– Myślę, że po otwieraniu gospodarki w maju i w czerwcu zobaczymy jej prawdziwe odbicie w lipcu, sierpniu i wrześniu – powiedział Steven Mnuchin, amerykański sekretarz skarbu, w rozmowie z Fox News.
W tym tygodniu kolejne amerykańskie stany będą luzowały restrykcje związane z pandemią. Będą to: Kolorado, Missisipi, Minnesota, Montana i Tennessee. Już to zaczęły zaś robić Georgia, Oklahoma, Alaska i Karolina Południowa. To, jakie restrykcje będą znoszone, w pierwszej kolejności zależy oczywiście od władz poszczególnych stanów, a ich podejście do problemu mocno się różni. Na przykład w Tennessee już w poniedziałek zaczęto otwierać restauracje, podczas gdy w Kolorado powrócą one do pracy w dalszym etapie otwierania gospodarki.

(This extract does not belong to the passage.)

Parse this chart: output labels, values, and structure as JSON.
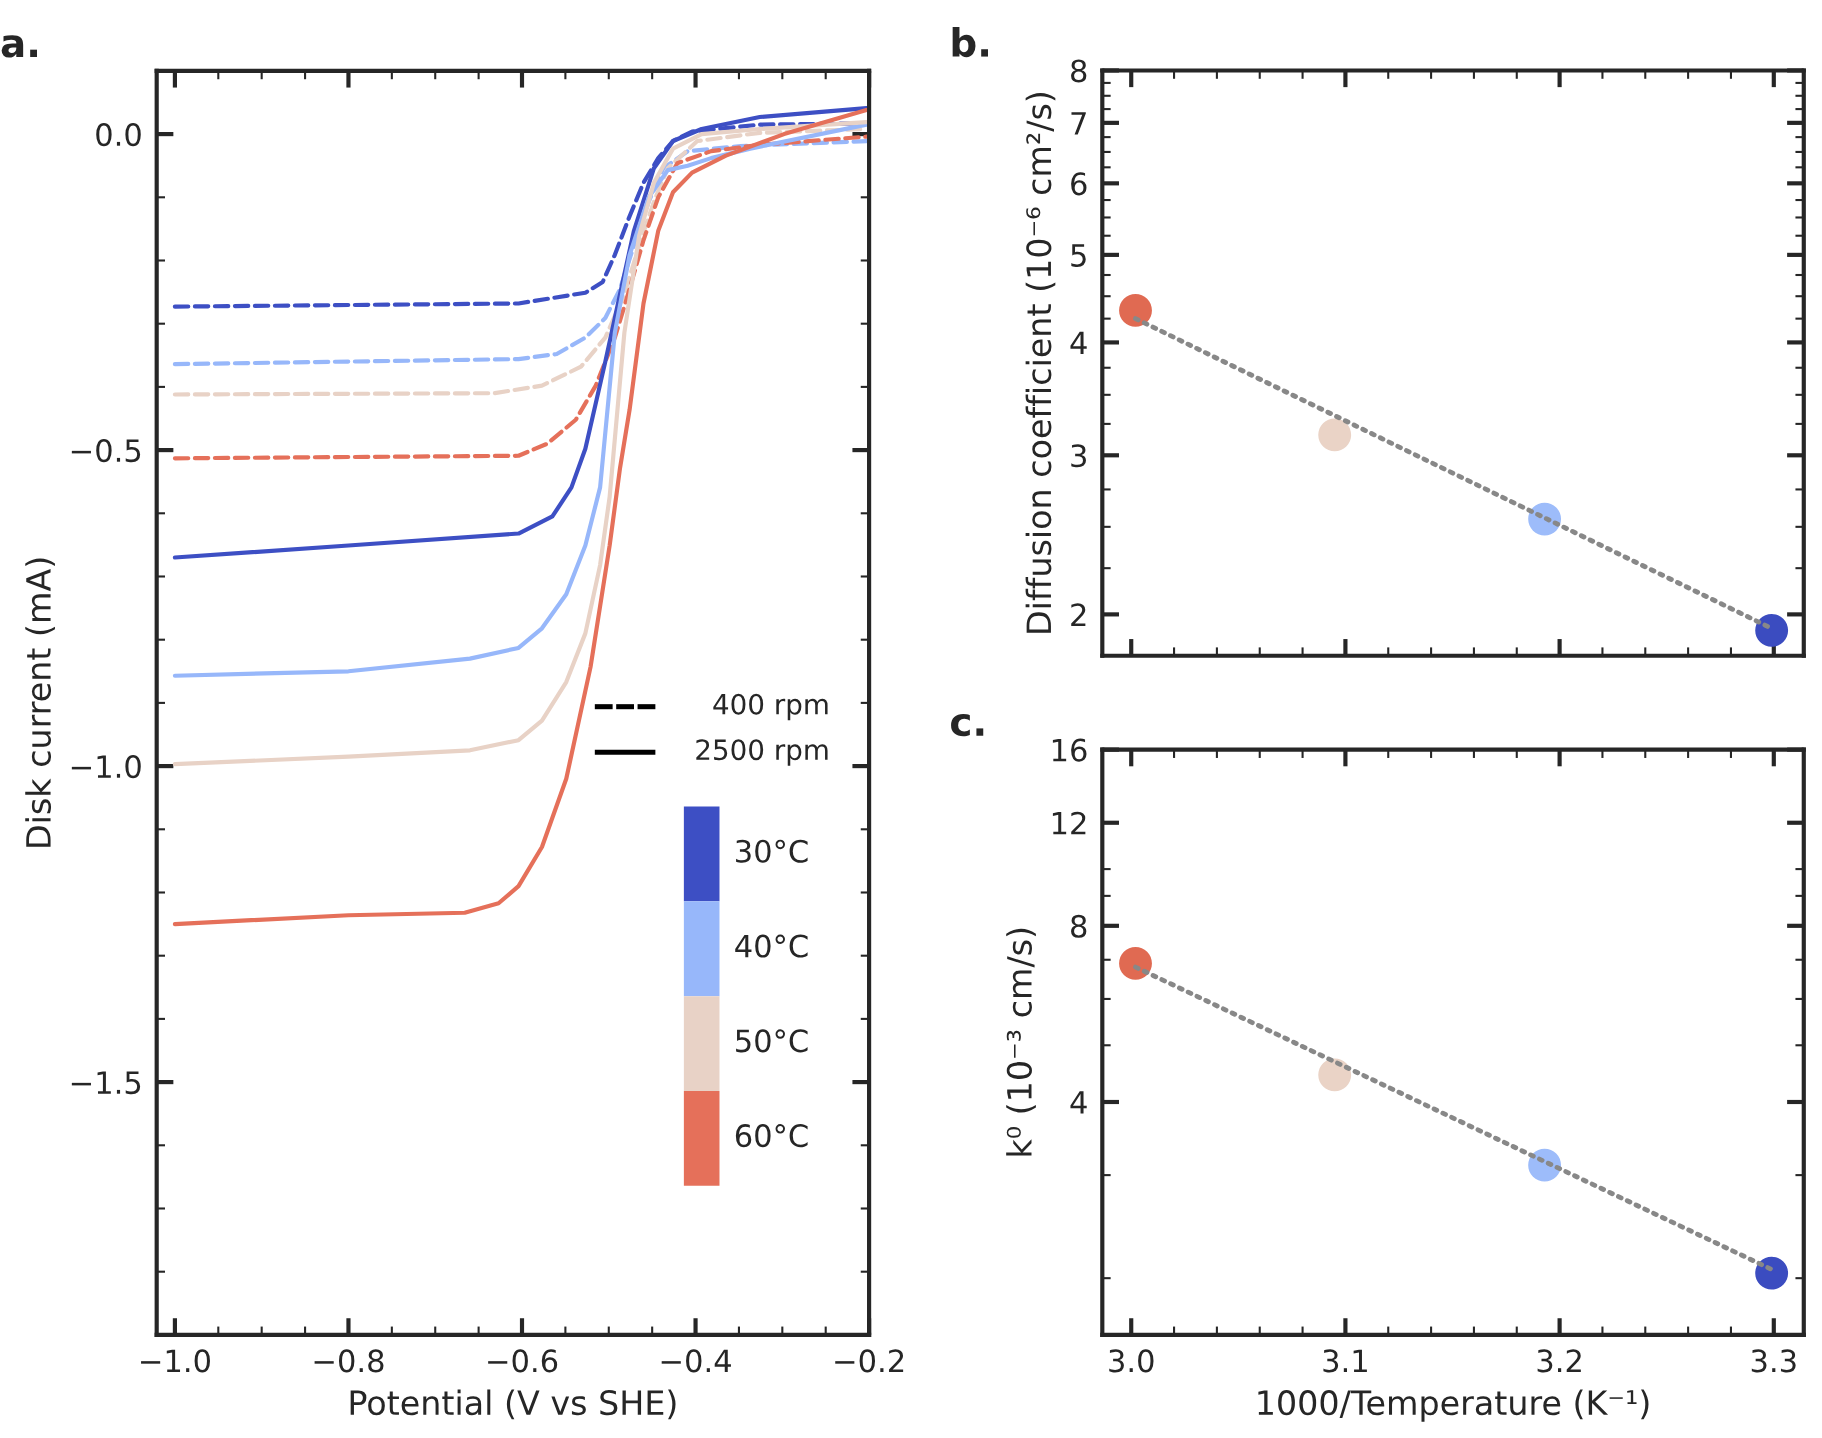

Andrew Coumo, gubernator stanu Nowy Jork, zadeklarował, że wkrótce również w jego stanie zacznie się odmrażanie gospodarki. W pierwszej kolejności, po 15 maja, do pracy mają wrócić przemysł i budownictwo. Swoją politykę dotyczącą kwarantanny prowadzą też władze poszczególnych miast i hrabstw. W Denver zakaz niepotrzebnego wychodzenia z domów obowiązuje do 8 maja, ale w sąsiednim hrabstwie działają już zakłady fryzjerskie. W Georgii restrykcje nie mogą natomiast być ostrzejsze od tych obowiązujących w całym stanie.
Wąski rynek
Stopniowe odmrażanie gospodarki za oceanem przyczyniło się w poniedziałek do zwyżek na wielu giełdach. Sesja w USA zaczęła się od wzrostu. S&P 500 zyskiwał na jej początku 0,8 proc. Od dołka z 23 marca wzrósł już o 27 proc., a od rekordowo wysokiego poziomu z lutego dzieli go niecałe 16 proc. Indeks jest też tylko o około 3 proc. niżej niż na początku roku. A przecież gospodarka realna doznała ogromnego wstrząsu – dość powiedzieć, że w USA przybyło w ostatnich tygodniach 26 mln bezrobotnych. Rynek akcji wycenia więc bardzo szybkie odbicie po kryzysie. Czy optymizm inwestorów nie jest przedwczesny?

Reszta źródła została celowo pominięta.